Aydin's is presented as a kind of cautionary tale of the aggressive vanity that sprouts when mediocre intelligence goes unchallenged: "Everyone has their fans somehow," he is further told. "You shouldn't take praise seriously." As in Mike Leigh's "Mr. Turner," Ceylan appears to be addressing his critics -- admiring and otherwise -- here, though it's not immediately clear whether he's being self-deprecating or self-excepting with this jab. Certainly, no film that namechecks Chekhov and Voltaire in its closing credits could be accused of modesty: with its theatrical scene construction and surfeit of unhappy family members nursing thwarted personal ambitions and petty social jealousies, the film is veritably begging for comparisons to Chekhovian drama. Perhaps it's laying a trap for the director's more susceptible fans, but the writing is earnest enough to suggest otherwise. Neither approach, it has to be said, gives the audience an awful lot of credit.
Played with chiding, childish implacability by Biginer, Aydin may be a manifestation of the artist's most unflattering insecurities. But he's positioned as our lone-wolf hero all the same, increasingly frozen out of his home with each protracted argument he takes up -- whether it's with his sister, his tenants, or his much younger wife (Melisa Sozen), a would-be community leader whose independent fundraising projects damage his ego, and their relationship, to an ugly and possibly irreparable point. He's a character so unremittingly (and unvaryingly) loathsome that it's hard to invest much in his unearned redemption -- signalled toward the end in a shift to snow-flecked lyricism that doesn't quite disguise a sentimental stink.
Ceylan has made far humbler films than "Winter Sleep" that nonetheless suggest so much more about humanity and community: themes become smaller when expressed in so many words, which the hefty script, by Ceylan and his wife Ebru, does repeatedly. "Show, don't tell" may be a bland Screenwriting 101 mantra, but it's not an invalid one: each relationship here has history that could be more compellingly conveyed through behavior than through tetchy speechifying. (And not always good speechifying: I'm pretty sure Chekhov wouldn't have quoted the phrase "the road to hell is paved with good intentions" twice in a single exchange.)

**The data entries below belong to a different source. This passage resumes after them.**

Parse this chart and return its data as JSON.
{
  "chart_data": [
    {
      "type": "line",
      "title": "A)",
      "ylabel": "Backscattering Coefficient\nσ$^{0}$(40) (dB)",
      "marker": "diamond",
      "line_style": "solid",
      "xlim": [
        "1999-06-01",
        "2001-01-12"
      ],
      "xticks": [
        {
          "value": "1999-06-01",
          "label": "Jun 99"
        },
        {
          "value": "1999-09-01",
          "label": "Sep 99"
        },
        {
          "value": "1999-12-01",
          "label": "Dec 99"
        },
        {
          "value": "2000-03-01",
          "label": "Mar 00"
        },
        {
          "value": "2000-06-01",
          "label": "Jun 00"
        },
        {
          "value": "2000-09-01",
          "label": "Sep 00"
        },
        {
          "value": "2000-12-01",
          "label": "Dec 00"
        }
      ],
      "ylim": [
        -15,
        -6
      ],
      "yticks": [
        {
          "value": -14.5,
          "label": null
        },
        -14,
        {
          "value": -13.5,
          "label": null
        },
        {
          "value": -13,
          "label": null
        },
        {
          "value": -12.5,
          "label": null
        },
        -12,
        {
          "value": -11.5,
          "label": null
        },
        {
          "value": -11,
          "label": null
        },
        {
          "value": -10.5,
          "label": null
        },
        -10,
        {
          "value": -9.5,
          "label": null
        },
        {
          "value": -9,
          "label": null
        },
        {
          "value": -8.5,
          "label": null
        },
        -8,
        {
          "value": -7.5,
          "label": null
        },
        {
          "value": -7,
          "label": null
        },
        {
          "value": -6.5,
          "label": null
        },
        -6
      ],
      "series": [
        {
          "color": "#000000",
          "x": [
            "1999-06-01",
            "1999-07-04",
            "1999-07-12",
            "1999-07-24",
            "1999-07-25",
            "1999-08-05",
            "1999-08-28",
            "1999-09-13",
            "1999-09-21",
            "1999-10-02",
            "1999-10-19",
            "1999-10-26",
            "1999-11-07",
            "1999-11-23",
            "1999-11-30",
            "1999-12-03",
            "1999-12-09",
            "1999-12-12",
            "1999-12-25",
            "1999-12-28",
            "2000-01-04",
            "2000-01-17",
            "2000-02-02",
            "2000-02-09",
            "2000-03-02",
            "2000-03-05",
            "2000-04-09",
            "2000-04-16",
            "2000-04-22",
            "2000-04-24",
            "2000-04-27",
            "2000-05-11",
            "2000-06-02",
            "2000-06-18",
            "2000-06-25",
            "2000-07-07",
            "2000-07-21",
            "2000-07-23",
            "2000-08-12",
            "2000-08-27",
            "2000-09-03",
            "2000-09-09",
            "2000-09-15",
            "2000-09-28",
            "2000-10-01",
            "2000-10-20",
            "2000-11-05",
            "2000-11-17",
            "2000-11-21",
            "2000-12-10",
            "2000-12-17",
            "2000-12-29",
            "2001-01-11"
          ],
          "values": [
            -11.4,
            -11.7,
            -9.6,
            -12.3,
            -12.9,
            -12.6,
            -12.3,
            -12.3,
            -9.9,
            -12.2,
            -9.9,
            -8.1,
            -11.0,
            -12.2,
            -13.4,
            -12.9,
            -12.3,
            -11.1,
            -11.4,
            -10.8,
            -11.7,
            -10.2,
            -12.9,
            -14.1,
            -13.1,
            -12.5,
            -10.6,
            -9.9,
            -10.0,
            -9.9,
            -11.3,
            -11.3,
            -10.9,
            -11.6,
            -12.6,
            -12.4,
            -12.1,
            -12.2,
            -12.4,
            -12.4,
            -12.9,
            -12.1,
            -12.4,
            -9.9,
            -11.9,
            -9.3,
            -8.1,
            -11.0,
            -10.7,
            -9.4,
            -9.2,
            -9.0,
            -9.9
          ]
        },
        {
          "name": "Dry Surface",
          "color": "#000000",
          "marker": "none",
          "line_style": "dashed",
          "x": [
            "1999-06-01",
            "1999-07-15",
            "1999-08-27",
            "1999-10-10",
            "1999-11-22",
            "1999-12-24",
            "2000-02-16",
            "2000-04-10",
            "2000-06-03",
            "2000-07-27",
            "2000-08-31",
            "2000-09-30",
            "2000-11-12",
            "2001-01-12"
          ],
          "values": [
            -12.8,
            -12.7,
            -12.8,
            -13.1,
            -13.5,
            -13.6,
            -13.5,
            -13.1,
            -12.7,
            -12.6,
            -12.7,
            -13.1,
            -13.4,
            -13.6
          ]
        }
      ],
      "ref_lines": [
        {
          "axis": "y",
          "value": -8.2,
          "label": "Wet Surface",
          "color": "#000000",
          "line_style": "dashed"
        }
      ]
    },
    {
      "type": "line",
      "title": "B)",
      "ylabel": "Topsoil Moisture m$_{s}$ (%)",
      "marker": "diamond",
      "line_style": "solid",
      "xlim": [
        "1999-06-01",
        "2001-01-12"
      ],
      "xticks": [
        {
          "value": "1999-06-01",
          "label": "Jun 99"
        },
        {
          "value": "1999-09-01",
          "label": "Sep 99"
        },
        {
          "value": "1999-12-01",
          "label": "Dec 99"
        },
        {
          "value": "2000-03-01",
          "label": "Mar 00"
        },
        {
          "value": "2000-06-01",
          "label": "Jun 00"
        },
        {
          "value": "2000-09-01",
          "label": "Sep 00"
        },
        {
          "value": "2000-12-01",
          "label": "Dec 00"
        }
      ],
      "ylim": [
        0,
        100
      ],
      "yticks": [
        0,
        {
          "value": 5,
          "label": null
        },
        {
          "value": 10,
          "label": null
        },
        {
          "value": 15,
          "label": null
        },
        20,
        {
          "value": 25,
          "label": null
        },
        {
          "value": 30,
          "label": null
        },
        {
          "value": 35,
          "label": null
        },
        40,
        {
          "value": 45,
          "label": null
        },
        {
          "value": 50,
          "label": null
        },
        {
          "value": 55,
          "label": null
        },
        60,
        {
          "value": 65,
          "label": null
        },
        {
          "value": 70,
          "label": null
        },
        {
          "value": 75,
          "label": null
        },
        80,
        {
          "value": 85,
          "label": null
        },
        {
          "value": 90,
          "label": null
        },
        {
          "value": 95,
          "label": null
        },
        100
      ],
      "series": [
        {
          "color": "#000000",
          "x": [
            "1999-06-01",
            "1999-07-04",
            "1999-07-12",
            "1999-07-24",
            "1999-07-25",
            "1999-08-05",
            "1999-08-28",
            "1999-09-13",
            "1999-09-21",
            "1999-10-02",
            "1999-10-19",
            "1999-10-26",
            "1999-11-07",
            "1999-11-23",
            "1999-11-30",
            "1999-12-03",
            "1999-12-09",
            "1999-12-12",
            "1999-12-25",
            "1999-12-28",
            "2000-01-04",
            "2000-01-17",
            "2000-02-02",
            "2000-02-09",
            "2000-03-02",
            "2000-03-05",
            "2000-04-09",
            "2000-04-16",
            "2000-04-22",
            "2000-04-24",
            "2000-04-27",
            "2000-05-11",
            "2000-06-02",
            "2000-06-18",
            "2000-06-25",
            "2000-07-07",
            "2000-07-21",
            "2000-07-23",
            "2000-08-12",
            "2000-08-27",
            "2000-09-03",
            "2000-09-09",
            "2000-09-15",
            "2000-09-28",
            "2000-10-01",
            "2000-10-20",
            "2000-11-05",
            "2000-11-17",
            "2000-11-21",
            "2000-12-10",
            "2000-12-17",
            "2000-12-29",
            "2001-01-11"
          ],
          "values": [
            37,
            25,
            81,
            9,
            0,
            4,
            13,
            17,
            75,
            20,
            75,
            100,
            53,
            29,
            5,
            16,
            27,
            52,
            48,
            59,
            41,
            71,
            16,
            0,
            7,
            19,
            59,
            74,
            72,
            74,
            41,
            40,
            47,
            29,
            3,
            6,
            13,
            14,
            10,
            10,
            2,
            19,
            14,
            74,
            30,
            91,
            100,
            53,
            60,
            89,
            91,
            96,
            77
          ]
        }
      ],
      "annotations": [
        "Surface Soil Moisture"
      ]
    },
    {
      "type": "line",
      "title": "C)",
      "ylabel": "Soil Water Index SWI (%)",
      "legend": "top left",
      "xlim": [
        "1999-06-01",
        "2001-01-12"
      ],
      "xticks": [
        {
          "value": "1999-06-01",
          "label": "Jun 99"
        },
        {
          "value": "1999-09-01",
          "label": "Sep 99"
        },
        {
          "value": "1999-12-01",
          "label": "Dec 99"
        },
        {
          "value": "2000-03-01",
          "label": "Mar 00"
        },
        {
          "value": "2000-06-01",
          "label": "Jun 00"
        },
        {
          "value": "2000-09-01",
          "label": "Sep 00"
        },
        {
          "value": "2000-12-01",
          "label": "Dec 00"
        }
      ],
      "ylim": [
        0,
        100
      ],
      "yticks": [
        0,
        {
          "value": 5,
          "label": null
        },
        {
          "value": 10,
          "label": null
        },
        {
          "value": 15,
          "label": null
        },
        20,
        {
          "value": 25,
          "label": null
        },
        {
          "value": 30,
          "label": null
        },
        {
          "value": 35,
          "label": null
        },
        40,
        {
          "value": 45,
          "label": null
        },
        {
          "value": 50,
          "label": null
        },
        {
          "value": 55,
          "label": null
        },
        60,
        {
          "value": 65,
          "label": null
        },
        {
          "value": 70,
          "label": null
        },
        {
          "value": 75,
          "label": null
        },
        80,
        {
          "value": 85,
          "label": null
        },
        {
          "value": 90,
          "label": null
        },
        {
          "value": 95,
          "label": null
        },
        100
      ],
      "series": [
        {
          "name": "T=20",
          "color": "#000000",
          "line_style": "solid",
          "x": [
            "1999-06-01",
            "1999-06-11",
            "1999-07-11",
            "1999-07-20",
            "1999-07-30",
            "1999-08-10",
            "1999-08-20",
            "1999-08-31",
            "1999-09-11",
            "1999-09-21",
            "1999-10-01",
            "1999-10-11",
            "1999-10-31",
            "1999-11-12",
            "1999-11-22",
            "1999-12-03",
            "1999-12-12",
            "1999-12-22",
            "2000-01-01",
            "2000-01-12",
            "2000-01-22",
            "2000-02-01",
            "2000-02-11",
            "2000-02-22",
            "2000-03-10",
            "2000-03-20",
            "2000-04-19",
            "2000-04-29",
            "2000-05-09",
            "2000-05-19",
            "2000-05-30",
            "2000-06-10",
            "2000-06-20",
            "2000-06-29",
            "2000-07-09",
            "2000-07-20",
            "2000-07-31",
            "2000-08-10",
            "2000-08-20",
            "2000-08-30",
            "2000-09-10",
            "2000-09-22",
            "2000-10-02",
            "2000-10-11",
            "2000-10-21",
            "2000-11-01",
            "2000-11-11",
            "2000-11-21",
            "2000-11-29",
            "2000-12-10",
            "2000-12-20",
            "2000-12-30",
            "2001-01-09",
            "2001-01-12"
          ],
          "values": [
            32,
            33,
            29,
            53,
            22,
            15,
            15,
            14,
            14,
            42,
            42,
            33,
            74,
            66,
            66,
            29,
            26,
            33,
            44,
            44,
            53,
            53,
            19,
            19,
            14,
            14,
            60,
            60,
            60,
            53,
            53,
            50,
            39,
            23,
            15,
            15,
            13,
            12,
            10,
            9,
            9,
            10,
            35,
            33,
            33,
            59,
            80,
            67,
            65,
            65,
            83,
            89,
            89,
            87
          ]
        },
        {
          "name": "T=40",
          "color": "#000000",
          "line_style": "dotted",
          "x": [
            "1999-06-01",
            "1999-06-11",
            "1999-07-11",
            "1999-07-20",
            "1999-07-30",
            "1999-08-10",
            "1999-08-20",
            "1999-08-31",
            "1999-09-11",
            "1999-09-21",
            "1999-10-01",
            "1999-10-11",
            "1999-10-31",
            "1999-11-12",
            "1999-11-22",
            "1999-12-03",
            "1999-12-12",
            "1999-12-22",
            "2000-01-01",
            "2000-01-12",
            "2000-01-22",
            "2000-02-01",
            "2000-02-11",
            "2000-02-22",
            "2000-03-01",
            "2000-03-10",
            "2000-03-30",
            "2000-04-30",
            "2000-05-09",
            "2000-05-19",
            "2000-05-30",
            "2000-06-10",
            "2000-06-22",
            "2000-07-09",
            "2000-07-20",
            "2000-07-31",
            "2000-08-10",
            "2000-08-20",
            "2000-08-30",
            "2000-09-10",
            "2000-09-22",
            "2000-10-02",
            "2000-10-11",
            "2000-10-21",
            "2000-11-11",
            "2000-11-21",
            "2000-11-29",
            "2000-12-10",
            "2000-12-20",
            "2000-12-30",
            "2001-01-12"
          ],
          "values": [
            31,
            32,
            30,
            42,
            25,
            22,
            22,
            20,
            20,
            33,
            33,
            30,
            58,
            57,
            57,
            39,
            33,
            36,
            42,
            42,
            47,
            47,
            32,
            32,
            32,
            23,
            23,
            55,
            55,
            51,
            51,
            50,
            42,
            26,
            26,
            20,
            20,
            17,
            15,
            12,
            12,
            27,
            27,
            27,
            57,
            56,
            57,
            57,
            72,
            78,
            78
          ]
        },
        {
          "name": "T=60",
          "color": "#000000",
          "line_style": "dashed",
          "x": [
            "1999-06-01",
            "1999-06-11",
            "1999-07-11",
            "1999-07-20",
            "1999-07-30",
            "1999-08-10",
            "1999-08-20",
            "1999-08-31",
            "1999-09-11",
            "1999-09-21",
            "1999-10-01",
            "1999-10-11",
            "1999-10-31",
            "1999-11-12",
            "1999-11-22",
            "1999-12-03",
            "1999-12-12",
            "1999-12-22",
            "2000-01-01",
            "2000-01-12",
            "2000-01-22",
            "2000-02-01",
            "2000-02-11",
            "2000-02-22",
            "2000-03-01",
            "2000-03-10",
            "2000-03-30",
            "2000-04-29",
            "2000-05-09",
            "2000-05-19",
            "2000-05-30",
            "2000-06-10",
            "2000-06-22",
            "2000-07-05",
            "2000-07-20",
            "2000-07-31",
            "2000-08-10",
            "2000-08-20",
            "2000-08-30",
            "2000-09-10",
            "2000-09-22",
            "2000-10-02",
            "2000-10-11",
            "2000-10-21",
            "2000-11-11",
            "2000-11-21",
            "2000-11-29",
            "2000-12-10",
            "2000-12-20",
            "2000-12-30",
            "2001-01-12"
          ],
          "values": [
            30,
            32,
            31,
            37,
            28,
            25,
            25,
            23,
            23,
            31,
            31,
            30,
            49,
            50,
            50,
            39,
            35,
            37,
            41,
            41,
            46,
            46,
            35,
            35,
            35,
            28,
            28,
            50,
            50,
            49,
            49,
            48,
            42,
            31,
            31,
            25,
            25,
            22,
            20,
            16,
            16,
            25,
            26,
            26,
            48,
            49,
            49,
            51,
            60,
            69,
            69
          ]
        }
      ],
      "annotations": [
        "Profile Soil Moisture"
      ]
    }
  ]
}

The drab preponderance of two-person dialogues even inhibits Ceylan's vast cinematic language. Cinematographer Gokhan Tiryaki lends proceedings his customarily textured, kiln-baked beauty, but his capacity for directing our gaze is untested by a film that gives him so little to shoot over so much screen acreage. It's when the camera is permitted to observe, rather than record, the characters that true human comedy occurs: the mutually unwilling impasse that settles over a room when a boy is invited to kiss his elder's hand, the tacit humiliation of presenting a male visitor with female slippers, the sighing shuffle of a woman leaving a room filled with an unclosed argument. Ceylan seems wrapped up in his words on this occasion, but "Winter Sleep" is most remarkable on the few occasions it keeps schtum.